The Undercroft Skate Space
How an 'empty' space became Britain's most famous skate spot
There are many different characteristics that shape how we experience places. Few are as important as age. Geographer Gill Valentine argues that, with the exception of a few specialised spaces such as playgrounds, public places in the UK have been naturalised as adult places. The interesting question, then, is where young people go once they outgrow the playgrounds. Where are the places for youths? Valentine suggests that youths are liminal – between places – and therefore without place.
‘everyone sees a city differently’
If young people are often made to feel excluded from and unwelcome in many public places, they have sometimes carved out places in which they can feel like insiders. Geographer Hugh Matthews identified ‘the street’ as the place that is for youth. ‘The street’ here is taken as a metaphor for all outdoor public spaces in which youths ‘live’.
The Undercroft of the Southbank Centre at Waterloo in central London is widely recognised as the birthplace of British skateboarding and has been home to boarders, riders and graffiti artists.
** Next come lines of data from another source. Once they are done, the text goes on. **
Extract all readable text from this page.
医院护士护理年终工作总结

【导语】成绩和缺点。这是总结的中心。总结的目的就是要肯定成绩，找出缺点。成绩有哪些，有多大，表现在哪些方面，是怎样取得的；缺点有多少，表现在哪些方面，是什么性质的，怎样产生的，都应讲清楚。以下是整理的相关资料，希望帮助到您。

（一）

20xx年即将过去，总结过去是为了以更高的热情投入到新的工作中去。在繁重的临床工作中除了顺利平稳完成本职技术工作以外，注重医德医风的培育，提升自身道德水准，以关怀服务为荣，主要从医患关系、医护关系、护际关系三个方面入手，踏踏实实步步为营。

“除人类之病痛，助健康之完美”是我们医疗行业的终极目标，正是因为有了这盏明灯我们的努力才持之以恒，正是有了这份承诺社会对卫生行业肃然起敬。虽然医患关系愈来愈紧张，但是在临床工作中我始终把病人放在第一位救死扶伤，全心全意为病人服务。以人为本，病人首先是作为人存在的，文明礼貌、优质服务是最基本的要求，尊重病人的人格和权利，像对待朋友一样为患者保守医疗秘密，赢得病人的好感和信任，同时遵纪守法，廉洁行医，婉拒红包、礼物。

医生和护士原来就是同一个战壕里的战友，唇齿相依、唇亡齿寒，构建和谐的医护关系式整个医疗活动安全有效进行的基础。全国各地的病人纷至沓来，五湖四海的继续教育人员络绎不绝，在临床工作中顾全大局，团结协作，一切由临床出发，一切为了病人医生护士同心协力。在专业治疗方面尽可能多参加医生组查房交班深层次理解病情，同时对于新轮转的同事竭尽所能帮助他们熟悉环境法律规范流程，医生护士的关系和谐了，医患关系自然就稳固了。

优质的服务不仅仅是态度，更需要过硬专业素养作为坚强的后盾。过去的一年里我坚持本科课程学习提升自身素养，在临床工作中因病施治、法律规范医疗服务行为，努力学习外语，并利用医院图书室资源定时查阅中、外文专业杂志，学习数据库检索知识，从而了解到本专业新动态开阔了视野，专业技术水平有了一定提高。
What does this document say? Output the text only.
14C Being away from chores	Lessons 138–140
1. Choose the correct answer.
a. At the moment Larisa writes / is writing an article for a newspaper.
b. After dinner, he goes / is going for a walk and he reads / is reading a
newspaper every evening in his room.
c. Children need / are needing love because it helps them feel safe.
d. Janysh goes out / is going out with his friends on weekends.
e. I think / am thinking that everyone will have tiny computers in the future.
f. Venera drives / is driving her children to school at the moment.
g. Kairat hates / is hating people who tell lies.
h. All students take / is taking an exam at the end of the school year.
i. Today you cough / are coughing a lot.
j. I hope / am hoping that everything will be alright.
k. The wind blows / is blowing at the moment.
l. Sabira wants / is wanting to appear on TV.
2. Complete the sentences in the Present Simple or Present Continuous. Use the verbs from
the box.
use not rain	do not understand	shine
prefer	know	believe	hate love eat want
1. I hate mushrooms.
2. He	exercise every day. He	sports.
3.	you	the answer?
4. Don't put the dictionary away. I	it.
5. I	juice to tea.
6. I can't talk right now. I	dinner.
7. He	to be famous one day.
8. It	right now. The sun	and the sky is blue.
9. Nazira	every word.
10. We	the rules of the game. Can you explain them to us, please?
It is celebrating its 50th anniversary this year.
It was not a public space designed for skaters. It was an ‘empty space’ left over with no purpose when Queen Elizabeth Hall was built. As Andrew Tuck put it on The Urbanist podcast, ‘everyone sees a city differently’ and skaters are used to seeing ‘seemingly unremarkable pieces of urban infrastructure—benches, squares, railings and steps—as having the potential to become the site of their next trick’.
However, there has always been an uneasy relationship between this space for skaters and the formal institutions around it. In the early 1990s, bollards and pebbles were introduced to deter skaters. In 1993, the lights were switched off to stop filming and photography.
More drastically, in 2013, proposals to extend the Southbank Centre to create more space for restaurants and shops would have permanently closed the skate space. This was another example of the power of capital to reshape places. It was never stated as such but many users believed that part of the motivation was to remove this unwanted youth-controlled place and return it to its rightful status as an ‘adult place’.
In a statement of the importance of place, one skater said, ‘they’re taking a chunk of us…This is a mythic place’. While acknowledging plans to rebuild the skatepark elsewhere, he noted, ‘you cannot knock down and rebuild St Paul’s’ – places are not just the building materials they are made of.
The Undercroft is a particularly interesting example as it is the unusual case in which the power of youth was able to resist capital’s attempts to reshape place. Uniting under the Long Live Southbank (LLSB) group, the users of the Undercroft were able not only to resist plans to redevelop the skate park but even to have improvements made. This year the Undercroft has been granted Grade II listed status, adding a layer of legal protection against future attempts to alter the site.
LSSB coined the term ‘reclaration’ for this, a synthesis of reclamation and restoration.